Gout Diagnosis From Ultrasound Images Using a Patch-Wise Attention Deep Network.
Authors
Affiliations (4)
Affiliations (4)
- School of Automation and Intelligent Sensing, Shanghai Jiao Tong University, Shanghai, China; MoE Key Lab of Artificial Intelligence, AI Institute, Shanghai Jiao Tong University, Shanghai, China.
- Department of Ultrasound, The Affiliated Hospital of Qingdao University, Qingdao, China.

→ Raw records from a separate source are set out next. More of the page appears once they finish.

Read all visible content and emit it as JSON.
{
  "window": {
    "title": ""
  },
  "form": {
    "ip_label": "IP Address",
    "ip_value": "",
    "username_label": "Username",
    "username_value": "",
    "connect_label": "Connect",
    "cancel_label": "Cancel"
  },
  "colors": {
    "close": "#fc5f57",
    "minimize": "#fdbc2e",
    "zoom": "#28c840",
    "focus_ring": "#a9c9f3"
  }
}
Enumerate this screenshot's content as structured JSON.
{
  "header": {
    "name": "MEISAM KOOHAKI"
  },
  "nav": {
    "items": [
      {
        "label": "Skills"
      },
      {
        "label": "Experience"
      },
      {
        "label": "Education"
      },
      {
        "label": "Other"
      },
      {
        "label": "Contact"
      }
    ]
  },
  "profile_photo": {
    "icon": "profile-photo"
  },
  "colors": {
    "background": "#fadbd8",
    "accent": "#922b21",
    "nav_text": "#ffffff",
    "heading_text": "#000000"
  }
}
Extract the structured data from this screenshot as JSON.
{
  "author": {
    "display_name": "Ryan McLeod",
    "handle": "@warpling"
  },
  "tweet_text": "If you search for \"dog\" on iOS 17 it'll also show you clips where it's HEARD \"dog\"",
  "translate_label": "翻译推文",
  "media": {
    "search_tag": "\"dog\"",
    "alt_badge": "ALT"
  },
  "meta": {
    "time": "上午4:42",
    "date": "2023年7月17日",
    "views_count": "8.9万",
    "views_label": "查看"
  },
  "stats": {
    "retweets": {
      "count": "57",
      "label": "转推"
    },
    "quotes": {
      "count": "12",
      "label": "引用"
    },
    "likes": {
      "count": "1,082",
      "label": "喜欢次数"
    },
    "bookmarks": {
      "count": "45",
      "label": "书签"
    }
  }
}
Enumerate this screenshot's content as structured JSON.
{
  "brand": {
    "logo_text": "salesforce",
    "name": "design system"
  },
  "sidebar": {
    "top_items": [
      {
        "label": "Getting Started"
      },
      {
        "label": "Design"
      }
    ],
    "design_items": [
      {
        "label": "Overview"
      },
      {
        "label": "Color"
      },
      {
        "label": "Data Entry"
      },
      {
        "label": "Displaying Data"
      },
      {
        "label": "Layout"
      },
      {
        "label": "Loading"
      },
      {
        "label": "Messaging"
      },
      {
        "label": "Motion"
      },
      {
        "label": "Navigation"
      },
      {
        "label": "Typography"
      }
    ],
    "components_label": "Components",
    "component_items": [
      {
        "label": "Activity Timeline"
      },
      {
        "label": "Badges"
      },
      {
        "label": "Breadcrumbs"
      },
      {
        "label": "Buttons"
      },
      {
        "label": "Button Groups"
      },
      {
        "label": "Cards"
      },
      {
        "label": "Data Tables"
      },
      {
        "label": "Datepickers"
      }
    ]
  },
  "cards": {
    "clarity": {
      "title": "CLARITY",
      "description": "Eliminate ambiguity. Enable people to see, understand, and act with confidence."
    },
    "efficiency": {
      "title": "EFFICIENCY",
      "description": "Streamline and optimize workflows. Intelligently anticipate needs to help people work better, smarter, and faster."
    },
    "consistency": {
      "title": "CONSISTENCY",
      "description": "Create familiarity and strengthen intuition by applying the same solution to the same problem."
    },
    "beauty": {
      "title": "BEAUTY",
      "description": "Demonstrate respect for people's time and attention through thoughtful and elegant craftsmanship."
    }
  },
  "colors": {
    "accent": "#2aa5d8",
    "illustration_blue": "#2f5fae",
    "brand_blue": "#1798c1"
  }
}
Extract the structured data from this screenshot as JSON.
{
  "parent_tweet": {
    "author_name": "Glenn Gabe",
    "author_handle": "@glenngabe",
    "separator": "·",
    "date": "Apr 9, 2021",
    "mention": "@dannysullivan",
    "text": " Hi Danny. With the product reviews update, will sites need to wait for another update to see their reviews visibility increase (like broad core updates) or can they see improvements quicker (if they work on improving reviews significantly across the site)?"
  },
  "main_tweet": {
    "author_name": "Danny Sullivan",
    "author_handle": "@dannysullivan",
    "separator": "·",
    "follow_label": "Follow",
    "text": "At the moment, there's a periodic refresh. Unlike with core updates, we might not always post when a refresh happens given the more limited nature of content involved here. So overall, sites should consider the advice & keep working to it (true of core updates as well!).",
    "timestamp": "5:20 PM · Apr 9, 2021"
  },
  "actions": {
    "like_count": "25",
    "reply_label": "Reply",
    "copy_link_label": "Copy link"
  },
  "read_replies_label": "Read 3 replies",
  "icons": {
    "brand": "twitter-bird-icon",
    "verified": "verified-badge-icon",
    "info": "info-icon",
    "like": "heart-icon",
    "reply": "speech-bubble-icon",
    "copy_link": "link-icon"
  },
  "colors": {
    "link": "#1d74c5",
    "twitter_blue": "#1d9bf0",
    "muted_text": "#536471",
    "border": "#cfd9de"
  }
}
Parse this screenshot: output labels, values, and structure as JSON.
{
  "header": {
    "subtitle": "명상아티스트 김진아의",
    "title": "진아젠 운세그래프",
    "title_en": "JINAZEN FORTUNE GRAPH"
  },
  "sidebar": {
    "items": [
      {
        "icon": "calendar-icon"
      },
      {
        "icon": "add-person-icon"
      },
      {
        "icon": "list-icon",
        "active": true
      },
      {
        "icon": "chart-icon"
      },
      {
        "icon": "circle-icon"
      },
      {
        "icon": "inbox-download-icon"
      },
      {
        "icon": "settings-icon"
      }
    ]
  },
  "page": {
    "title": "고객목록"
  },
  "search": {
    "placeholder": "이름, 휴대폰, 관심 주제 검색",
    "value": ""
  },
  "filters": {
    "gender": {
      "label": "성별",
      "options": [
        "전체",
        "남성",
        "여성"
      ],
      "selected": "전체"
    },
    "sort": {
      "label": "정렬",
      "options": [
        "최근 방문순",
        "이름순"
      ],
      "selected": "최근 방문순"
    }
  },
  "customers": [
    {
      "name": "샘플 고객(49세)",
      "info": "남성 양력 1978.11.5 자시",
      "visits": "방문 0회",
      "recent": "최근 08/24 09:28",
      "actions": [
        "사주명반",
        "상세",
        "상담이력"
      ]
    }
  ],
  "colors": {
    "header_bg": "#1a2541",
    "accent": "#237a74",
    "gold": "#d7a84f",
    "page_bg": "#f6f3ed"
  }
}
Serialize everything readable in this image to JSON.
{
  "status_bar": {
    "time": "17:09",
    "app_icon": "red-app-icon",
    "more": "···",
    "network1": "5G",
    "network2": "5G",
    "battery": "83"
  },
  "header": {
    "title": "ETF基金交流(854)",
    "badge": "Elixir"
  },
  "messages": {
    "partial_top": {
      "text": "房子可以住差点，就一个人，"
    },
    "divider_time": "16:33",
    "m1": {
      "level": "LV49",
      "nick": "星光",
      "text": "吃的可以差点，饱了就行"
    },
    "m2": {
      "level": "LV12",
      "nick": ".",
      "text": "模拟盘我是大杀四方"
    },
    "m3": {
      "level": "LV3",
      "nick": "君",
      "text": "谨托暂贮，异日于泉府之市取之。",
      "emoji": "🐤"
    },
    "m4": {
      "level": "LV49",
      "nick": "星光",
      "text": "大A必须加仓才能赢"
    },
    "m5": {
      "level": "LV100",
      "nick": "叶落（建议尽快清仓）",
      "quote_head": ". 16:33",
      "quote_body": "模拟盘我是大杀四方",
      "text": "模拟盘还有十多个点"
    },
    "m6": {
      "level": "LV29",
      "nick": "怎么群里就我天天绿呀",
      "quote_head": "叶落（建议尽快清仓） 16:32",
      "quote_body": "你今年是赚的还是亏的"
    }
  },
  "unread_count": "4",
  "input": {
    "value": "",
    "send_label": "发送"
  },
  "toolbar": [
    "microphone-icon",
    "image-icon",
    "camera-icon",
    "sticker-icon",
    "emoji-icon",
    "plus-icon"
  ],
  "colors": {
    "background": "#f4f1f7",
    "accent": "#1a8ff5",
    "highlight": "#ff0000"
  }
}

- School of Computer Science, Shanghai Jiao Tong University, Shanghai, China; MoE Key Lab of Artificial Intelligence, AI Institute, Shanghai Jiao Tong University, Shanghai, China.
- School of Computer Science, Shanghai Jiao Tong University, Shanghai, China; MoE Key Lab of Artificial Intelligence, AI Institute, Shanghai Jiao Tong University, Shanghai, China. Electronic address: [email protected].
Abstract
The rising global prevalence of gout necessitates advancements in diagnostic methodologies. Ultrasonographic imaging of the foot has become an important diagnostic modality for gout because of its non-invasiveness, cost-effectiveness, and real-time imaging capabilities. This study aims to develop and validate a deep learning-based artificial intelligence (AI) model for automated gout diagnosis using ultrasound images. In this study, ultrasound images were primarily acquired at the first metatarsophalangeal joint (MTP1) from 598 cases in two institutions: 520 from Institution 1 and 78 from Institution 2. From Institution 1's dataset, 66% of cases were randomly allocated for model training, while the remaining 34% constitute the internal test set. The dataset from Institution 2 served as an independent external validation cohort. A novel deep learning model integrating a patch-wise attention mechanism and multi-scale feature extraction was developed to enhance the detection of subtle sonographic features and optimize diagnostic performance. The proposed model demonstrated robust diagnostic efficacy, achieving an accuracy of 87.88%, a sensitivity of 87.85%, a specificity of 87.93%, and an area under the curve (AUC) of 93.43%. Additionally, the model generates interpretable visual heatmaps to localize gout-related pathological features, thereby facilitating interpretation for clinical decision-making. In this paper, a deep learning-based artificial intelligence (AI) model was developed for the automated detection of gout using ultrasound images, which achieved better performance than other models. Furthermore, the features highlighted by the model align closely with expert assessments, demonstrating its potential to assist in the ultrasound-based diagnosis of gout.